Neighborhood bookstore moves online, wants to bring community with it

Local+bookstores%2C+like+57th+Street+Books%2C+have+had+to+adapt+their+business+model+to+maintain+their+production+levels+while+also+learning+how+to+foster+a+sense+of+community+online.+

Alina Susani

Local bookstores, like 57th Street Books, have had to adapt their business model to maintain their production levels while also learning how to foster a sense of community online.

Anathea Carrigan, Opinion Editor

A year ago, chattering families filled the seemingly never-ending rooms of Hyde Park’s 57th Street Books. Children carefully ran around the toy-scattered floors, grabbing books from overflowing shelves. Books precisely positioned in the display windows piqued the interest of passersby and drew them into the cozy basement bookstore.

Now the rooms sit empty, except for a few workers, who carefully arrange books by category on shelves to speed up the packing process. As online orders come in, the books come off the shelves and move to the display windows, but not to draw people into the store. Their purpose is strictly functional — what used to be book displays are now shelves covered with packing supplies to prepare the books for shipping.

Due to COVID-19, local bookstores like 57th Street Books have been challenged to maintain sales while continuing to foster a sense of community online. 

Originally founded by University of Chicago students as part of the Seminary Co-op, 57th Street Books has always been a hub for the University community. While it remains part of the Seminary Co-op today, 57th Street Books became a non-profit organization in 2019 with the goal of  becoming more  accessible to the Hyde Park community at large. 

“We really wanted to serve a wider community than just academics,” Bryce Lucas, store manager, said. “We are really entrenched in the community, as are the people we serve, so our goal is to mirror the needs and interests of Hyde Park residents.”

A large part of serving the community in the past has been hosting events and speakers.

“We’ve always had a robust events schedule,” Mr. Lucas said. “We were running around 500-700 events a year, usually more than one a day.”

The struggle for this bookstore has been translating these events and the overall browsing experience online. To do this, they have begun hosting speakers and story times over Zoom. 

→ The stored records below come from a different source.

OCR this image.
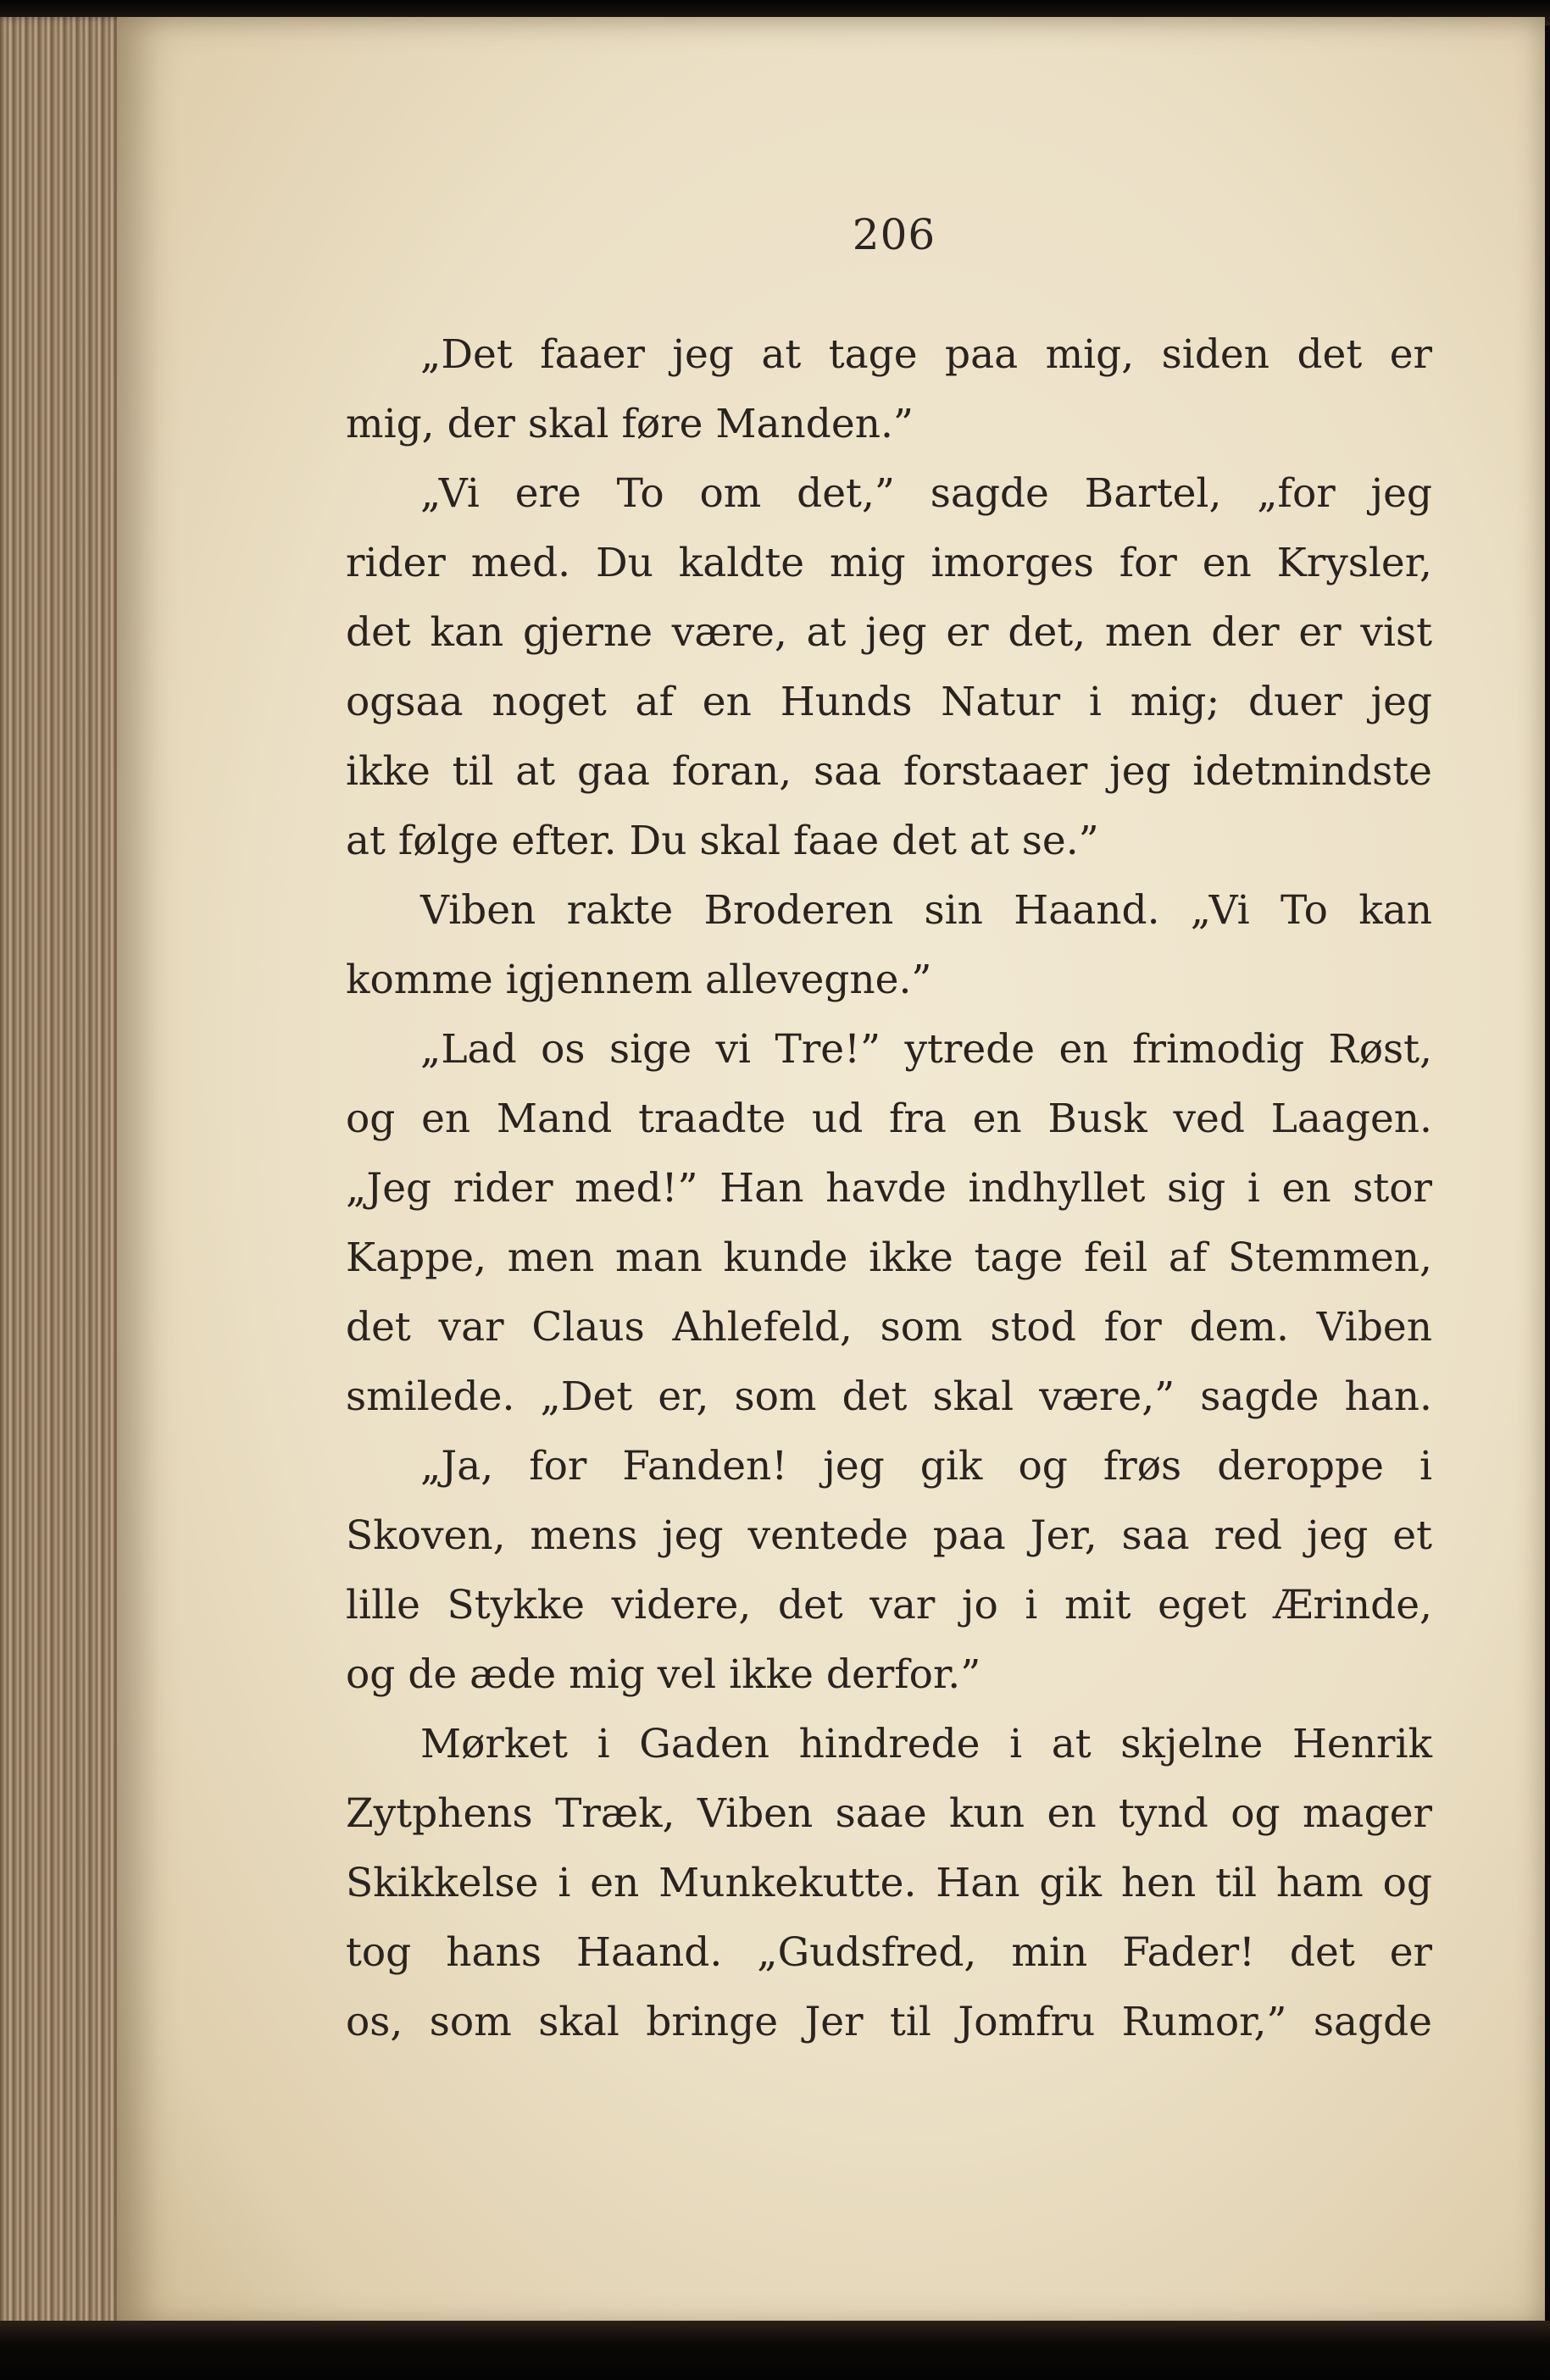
206
„Det faaer jeg at tage paa mig, siden det er
mig, der skal føre Manden.”
„Vi ere To om det,” sagde Bartel, „for jeg
rider med. Du kaldte mig imorges for en Krysler,
det kan gjerne være, at jeg er det, men der er vist
ogsaa noget af en Hunds Natur i mig; duer jeg
ikke til at gaa foran, saa forstaaer jeg idetmindste
at følge efter. Du skal faae det at se.”
Viben rakte Broderen sin Haand. „Vi To kan
komme igjennem allevegne.”
„Lad os sige vi Tre!” ytrede en frimodig Røst,
og en Mand traadte ud fra en Busk ved Laagen.
„Jeg rider med!” Han havde indhyllet sig i en stor
Kappe, men man kunde ikke tage feil af Stemmen,
det var Claus Ahlefeld, som stod for dem. Viben
smilede. „Det er, som det skal være,” sagde han.
„Ja, for Fanden! jeg gik og frøs deroppe i
Skoven, mens jeg ventede paa Jer, saa red jeg et
lille Stykke videre, det var jo i mit eget Ærinde,
og de æde mig vel ikke derfor.”
Mørket i Gaden hindrede i at skjelne Henrik
Zytphens Træk, Viben saae kun en tynd og mager
Skikkelse i en Munkekutte. Han gik hen til ham og
tog hans Haand. „Gudsfred, min Fader! det er
os, som skal bringe Jer til Jomfru Rumor,” sagde
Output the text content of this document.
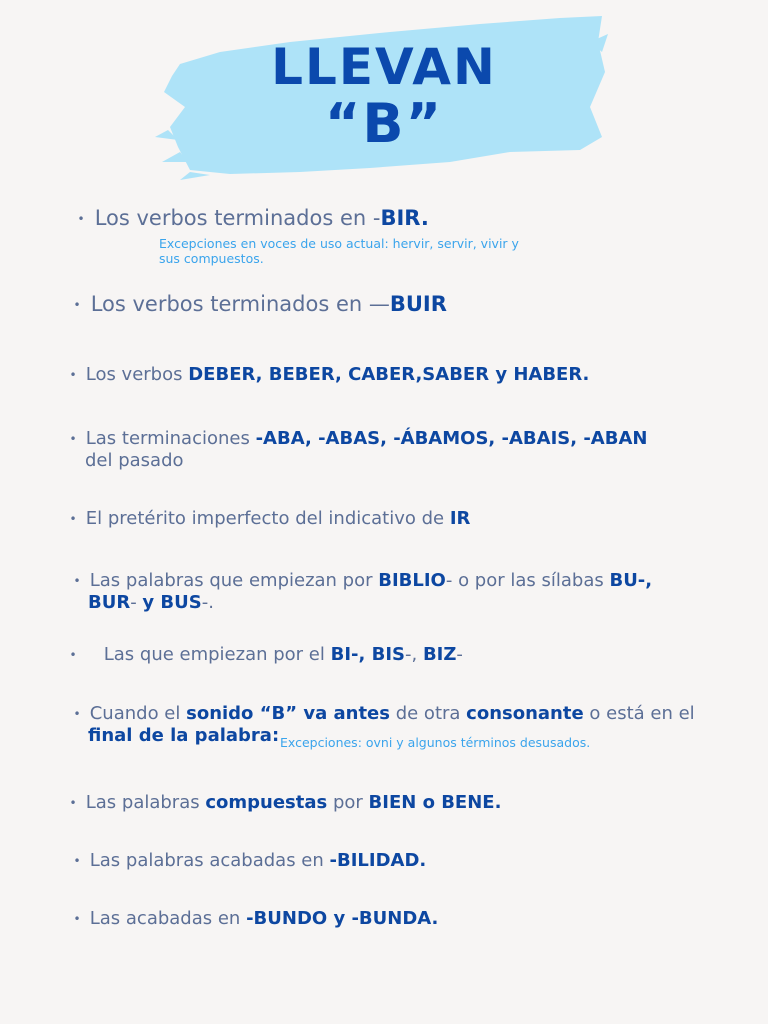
LLEVAN
“B”
• Los verbos terminados en -BIR.
Excepciones en voces de uso actual: hervir, servir, vivir y sus compuestos.
• Los verbos terminados en —BUIR
• Los verbos DEBER, BEBER, CABER,SABER y HABER.
• Las terminaciones -ABA, -ABAS, -ÁBAMOS, -ABAIS, -ABAN
del pasado
• El pretérito imperfecto del indicativo de IR
• Las palabras que empiezan por BIBLIO- o por las sílabas BU-,
BUR- y BUS-.
• Las que empiezan por el BI-, BIS-, BIZ-
• Cuando el sonido “B” va antes de otra consonante o está en el
final de la palabra: Excepciones: ovni y algunos términos desusados.
• Las palabras compuestas por BIEN o BENE.
• Las palabras acabadas en -BILIDAD.
• Las acabadas en -BUNDO y -BUNDA.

While the city of Chicago is not currently mandating the closure of bookstores, 57th Street Books has found that the costs of re-opening to the public would outweigh the benefits.

“In being a fully online store, we have been able to receive and fulfill a tremendous amount of online orders,” said Mr. Lucas. “We feel that we are best able to serve our community in our current state of being closed to the public without needing to take on unnecessary risk to employee health.”

57th Street Books plans to re-open to the public when in-store shopping will exceed online demand. Mr. Lucas says that while keeping an online business model would likely be sustainable, it would fail to fulfill the mission of 57th Street Books.

“We are committed to providing an in-person browsing experience,” Mr. Lucas said. “If we turned fully toward being an online store indefinitely, we would not be fulfilling a crucial part of who we are.”

U-High senior Julia Antinescu grew up in Hyde Park, and spent many afternoons at 57th Street Books. 

When bookstores are switched to this online format, the magic kind of goes away”

— Julia Antinescu

“When bookstores are switched to this online format, the magic kind of goes away,” Julia said. “You can’t really browse around. You can’t sit and read part of a book to see if you’ll like it. No matter how hard you try, the whole experience will be different.”

While the bookstore has undergone some physical changes, the mentality of the workers has remained the same.

“In a literal sense, we’ve become a warehouse. All our displays are cleared, we’ve changed the layout of the store, even our philosophy section has been changed into a shipping station,” Mr. Lucas said. “But our spirit hasn’t changed. We still exist together as curious people, and try to encourage that curiosity in others.”

To inspire this curiosity, 57th Street Books has been working to expand outreach. 

“We’ve published interactive booklets on our website and stuck holiday guides in the Chicago Tribune,” said Mr. Lucas. “We’ve also set up curbside pickup and we’re always available by phone to help shoppers who struggle to navigate our website.”

The staff’s proactive approach seems to be working. In addition to increasing their readership across Chicagoland, their new mainly online platform has reinvigorated the international community affiliated with the university.

“We’ve reframed the focus of our international audience to reach those members of our community who can’t come into the store as often,” Mr. Lucas said. “We’ve become the neighborhood bookstore for many people who don’t even live in Chicago.”

Despite the challenges they are currently facing, 57th Street Books has no intention of shutting down. 

“We are here because we want to be and because people want us to be,” Mr. Lucas said. “We will continue to grow the community because we are a part of it.”

This story was updated with additional information after a request from a reader.